KWEB: Upgrade to Buy, Too Cheap to Ignore (NYSEARCA:KWEB)
introduction
Is China investable? This is the first question one might ask before considering buying in this market. The answer is yes, with two important caveats: 1. That the stock has 20 frames, i.e. some reasonable sense of disclosure and audited financial statements and 2. that The ratings offset many other Chinese factors. The Chinese risks are lack of rule of law, the Chinese Communist Party (Chinese Communist Party) can change regulation, policy and capital as it sees fit, the company or adversely affected party has no recourse or protection, the rules can change and there is little that can be done about that. The other factors are geopolitical, where “competition” with the West leads to protectionism, trade barriers, etc., which can make doing business difficult. today I’m Follow-up On the KraneShares CSI China Internet ETF (NYSEARCA: Quip) which I analyzed last December as well as more recent articles about iShares China Great Value ETFs (Fxy) And then PDD (PDD).
summary
I upgrade KWEB to Buy from Hold due to a combination of positive factors that offset the unique risks to China. These factors include a lower relative valuation of 0.6x PEG (PE growth vs. EPS), a 5% EPS growth consensus upgrade, and a 7% price target upgrade vs. December analysis, which combine for 30% upside potential. In addition, the Chinese economy has bottomed out and is gradually regaining growth led by exports, and sentiment appears to have bottomed out.
The main risk of this upgrade is escalation of geopolitical tensions, primarily through further trade tariffs or barriers that could reduce China’s export growth and would therefore hurt domestic consumption on which most stocks in KWEB’s portfolio rely to reach the growth agreed upon above. And profits.
performance
Over the past 10 years, the Chinese technology sector has risen and fallen to produce negative price gains of 20% which is in line with the Hang Seng Index (Hong Kong) where most stocks trade. This is in stark contrast to the market gains in India and Vietnam. The main reason for the collapse was the Chinese Communist Party’s decision to increase scrutiny and regulation in the technology sector, along with other sectors, which affected investor confidence and company results. At the same time, China has objected to overbuilding in the residential sector, which has not been matched by growth through exports or domestic consumption, leading to “weak” GDP growth, which many see as the new normal.
Year to date in 20224, the ETF is up 11%, however, in the table below, I calculated that the price return for current portfolio weights was a 13% decline with Tencent (OTCPK:TCEHY) down 27% and only four stocks It was a positive return.
Portfolio price target and reviews
Using consensus estimates of 94% of the portfolio’s AUM, I calculate a 30% potential upside based on analysts’ current price targets to YE24 with PDD at +40%, and Alibaba (BABA) at +36% potential. Since my initial report, analysts have raised their price targets by 7% but BABA has seen a cut of 15% highlighting the company’s weak results and performance. Interestingly, Tencent Music (TME) received the largest upgrade with 76% in target price. In terms of weight changes, the PPD was reduced by 50% to 7.8% from a high of 14.8% likely due to the stock’s performance in 2023 requiring rebalancing on a free float adjusted market capitalization basis.

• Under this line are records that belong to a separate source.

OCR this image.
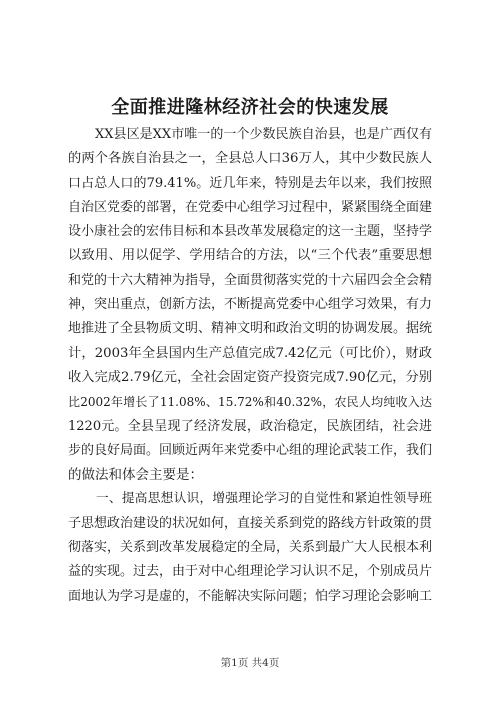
全面推进隆林经济社会的快速发展
XX县区是XX市唯一的一个少数民族自治县，也是广西仅有
的两个各族自治县之一，全县总人口36万人，其中少数民族人
口占总人口的79.41%。近几年来，特别是去年以来，我们按照
自治区党委的部署，在党委中心组学习过程中，紧紧围绕全面建
设小康社会的宏伟目标和本县改革发展稳定的这一主题，坚持学
以致用、用以促学、学用结合的方法，以“三个代表”重要思想
和党的十六大精神为指导，全面贯彻落实党的十六届四会全会精
神，突出重点，创新方法，不断提高党委中心组学习效果，有力
地推进了全县物质文明、精神文明和政治文明的协调发展。据统
计，2003年全县国内生产总值完成7.42亿元（可比价），财政
收入完成2.79亿元，全社会固定资产投资完成7.90亿元，分别
比2002年增长了11.08%、15.72%和40.32%，农民人均纯收入达
1220元。全县呈现了经济发展，政治稳定，民族团结，社会进
步的良好局面。回顾近两年来党委中心组的理论武装工作，我们
的做法和体会主要是：
一、提高思想认识，增强理论学习的自觉性和紧迫性领导班
子思想政治建设的状况如何，直接关系到党的路线方针政策的贯
彻落实，关系到改革发展稳定的全局，关系到最广大人民根本利
益的实现。过去，由于对中心组理论学习认识不足，个别成员片
面地认为学习是虚的，不能解决实际问题；怕学习理论会影响工
第1页 共4页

Earnings per share and reviews
The market is estimating an EPS growth rate of 25% in the YE24-25 period. Educational stocks TAL and Alibaba Health have the highest estimated growth, while PDD and Meituan Dianping (MEIT) are the heavyweights in the portfolio that contribute the most while Alibaba is the primary draw. However, as we have seen, the outlook could be subject to sharp corrections, calling into question the earnings outlook for China’s technology sector. Analysts have increased 2024 and 2025 EPS by 5% and 4% on average, with PPD featuring a 65% increase in estimated EPS.
evaluation
KWEB’s portfolio is cheap at 15x PE (versus 30x historically) on YE24 estimates and even more so with a PEG of 0.6x for the YE24-25 period. I’ve used consensus estimates and weighted PEG at 25% from YE24 EPS growth and 75% from YE25 EPS growth. This way, the relative valuation captures future growth that can be considered more consistent over the long term. This valuation discount versus the Nasdaq which trades north of 1.8x PEG may be excessive but would require improved regulation or at least an extended timeframe for positive macro and government news flow to bring the rate back.
Conclusion
I upgrade KWEB to Buy from Hold. Although my view on the risks facing China has not changed, it appears that the economy has bottomed out and so has sentiment. The portfolio’s current valuation is attractive given generally positive earnings revisions. The main risk is major geopolitical events.
Editor’s Note: This article discusses one or more securities that are not traded on a major U.S. exchange. Please be aware of the risks associated with these stocks.